Three years ago, when the WHO Commission on Social Determinants of Health launched its final report, we thought we had reached a point of no return. Now, with the global financial crisis – which has even further heightened social and health inequities around the world – this feeling is all the more present. We simply cannot sit on the sidelines any longer – we have to push for decisive action to create fairer societies. For this reason, I feel that there could not be a better time or a better location for this conference.
And we are certainly attracting the right audience. It is very encouraging that more than 90 Member States have already confirmed and over 50 delegations will be headed by Ministers of Health. Some countries will be sending intersectoral delegations, with as many as three ministers. I am pleased that many members of the former WHO Commission on Social Determinants of Health will also attend, including its chair, Sir Michael Marmot, as well as several former heads of knowledge networks. I will be interested to know how they feel when they see a global movement coming together.
The commitment of Member States is very strong, and so is the engagement of our key partners – UN agencies, the scientific community and NGOs. There will be as many as 19 side-events, led by ministries of health and other stakeholders. The Lancet and the WHO Bulletin are also covering the event, which is really crucial for us. The Brazilian government has done a wonderful job in preparing the conference and we are honoured that the Brazilian Vice President, Mr Michel Temer, will be addressing the audience on the first day.
Q: Could you summarize WHO’s policy recommendations in this area?
As detailed data becomes available, the extent of health gaps within countries is becoming more evident and more disturbing. In all countries – whether high, middle or low-income - where you sit on the socio-economic scale and where you live affects the state of your health. So we want to advocate for a 'social determinants of health approach' and build high-level backing for the development of national strategies and action plans to tackle health inequities.
It is absolutely crucial for WHO to move the discourse on social determinants from the 'what' and 'why' to the 'how to’ and to demonstrate that effective policy solutions do exist. There is significant progress on the social determinants agenda in all WHO regions – and Regional Offices – and the conference will be a tremendous opportunity to bring together all the knowledge and evidence that has been developed since the launch of the Commission’s report.
I also think that this event will provide an important platform for WHO and stakeholders to follow up on the UN High-level Meeting on Noncommunicable Disease Prevention and Control. There, global leaders highlighted the importance of engaging sectors such as business, industry, transport, the environment to tackle NCDs – and we seek to further strengthen political commitment in support of intersectoral action.
Q: What is the status of the declaration?
The Rio Declaration on Social Determinants of Health will be a political declaration, expressing commitment to take decisive action to reduce health inequities. Member States started discussing the draft text in early September and we have had eight very productive meetings since then. These are informal meetings of Geneva-based Member State missions and we have over 40 governments who are actively engaged. At the moment, the text stands at a good compromise and we will finalise negotiations during the conference in Rio de Janeiro.

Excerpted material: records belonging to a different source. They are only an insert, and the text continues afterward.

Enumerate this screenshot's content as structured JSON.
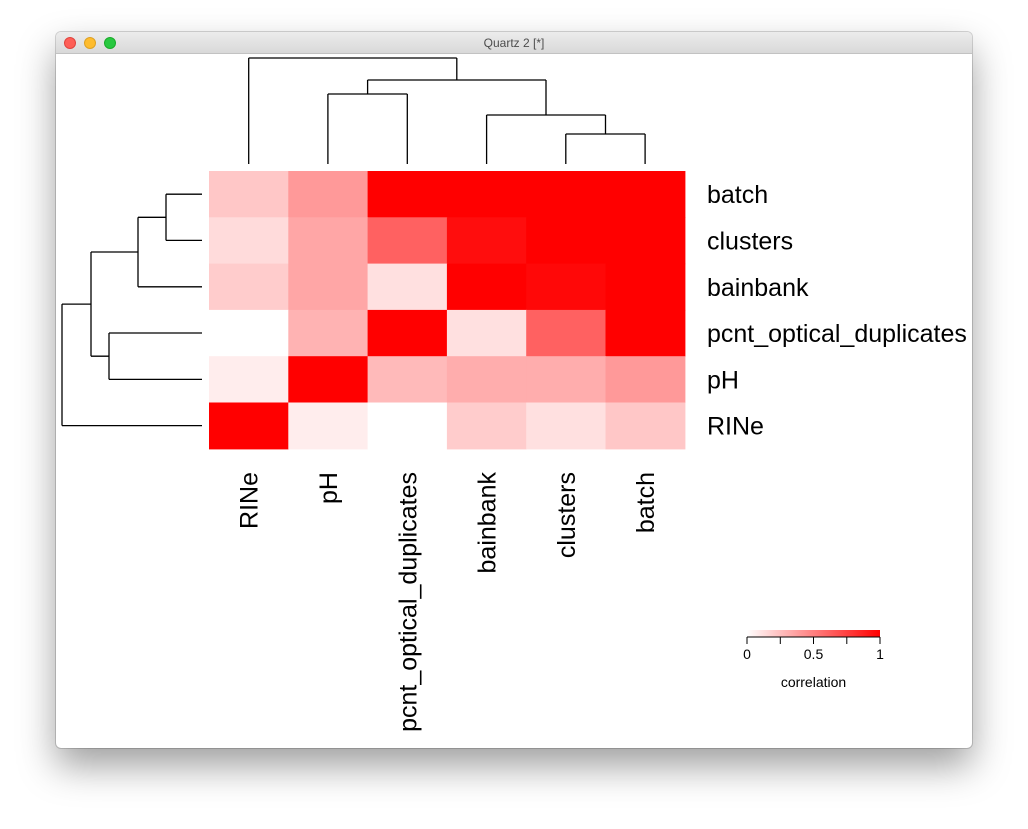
{
  "window": {
    "title": "Quartz 2 [*]"
  },
  "colors": {
    "low": "#ffffff",
    "high": "#ff0000",
    "dendrogram": "#000000"
  },
  "chart_data": {
    "type": "heatmap",
    "title": "",
    "columns": [
      "RINe",
      "pH",
      "pcnt_optical_duplicates",
      "bainbank",
      "clusters",
      "batch"
    ],
    "rows": [
      "batch",
      "clusters",
      "bainbank",
      "pcnt_optical_duplicates",
      "pH",
      "RINe"
    ],
    "values": [
      [
        0.22,
        0.4,
        1.0,
        1.0,
        1.0,
        1.0
      ],
      [
        0.14,
        0.35,
        0.62,
        0.95,
        1.0,
        1.0
      ],
      [
        0.2,
        0.35,
        0.12,
        1.0,
        0.97,
        1.0
      ],
      [
        0.0,
        0.3,
        1.0,
        0.12,
        0.62,
        1.0
      ],
      [
        0.07,
        1.0,
        0.27,
        0.32,
        0.32,
        0.4
      ],
      [
        1.0,
        0.07,
        0.0,
        0.2,
        0.12,
        0.22
      ]
    ],
    "color_scale": {
      "min": 0,
      "max": 1,
      "ticks": [
        "0",
        "0.5",
        "1"
      ]
    },
    "legend_title": "correlation",
    "legend_position": "bottom-right",
    "dendrogram_columns": true,
    "dendrogram_rows": true
  }
}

Q: What will happen after the conference?
We anticipate that Member States will take the declaration to the World Health Assembly in 2012, which means that there will be plenty of follow up both on the international and Member State level. Several related conferences are already lined up for later this year – for example in the United Kingdom, in Germany and in Australia. In addition, I would like to make sure that there is proper follow-up during the Rio+20 conference and the 2013 health promotion conference in Finland.
Another key goal we have is to systematize our knowledge after the conference. The knowledge networks have been instrumental in generating evidence on health inequities, and we now have to build up the necessary infrastructure to connect all key stakeholders and facilitate knowledge-sharing. The health sector operates within a rather vertical structure and we need to assist stakeholders to break out of this and push for a degree of horizontal expansion and policy coherence for health.
We would also like to join forces with civil society organizations and academia, whose initiatives will be instrumental in translating the conference's outcomes into action. In this context, WHO will be launching an electronic discussion platform called "Action: SDH" - in the spirit of developing a global community of practice on addressing social determinants of health. We will have a launch event in Rio de Janeiro and will introduce the platform on this website soon, too.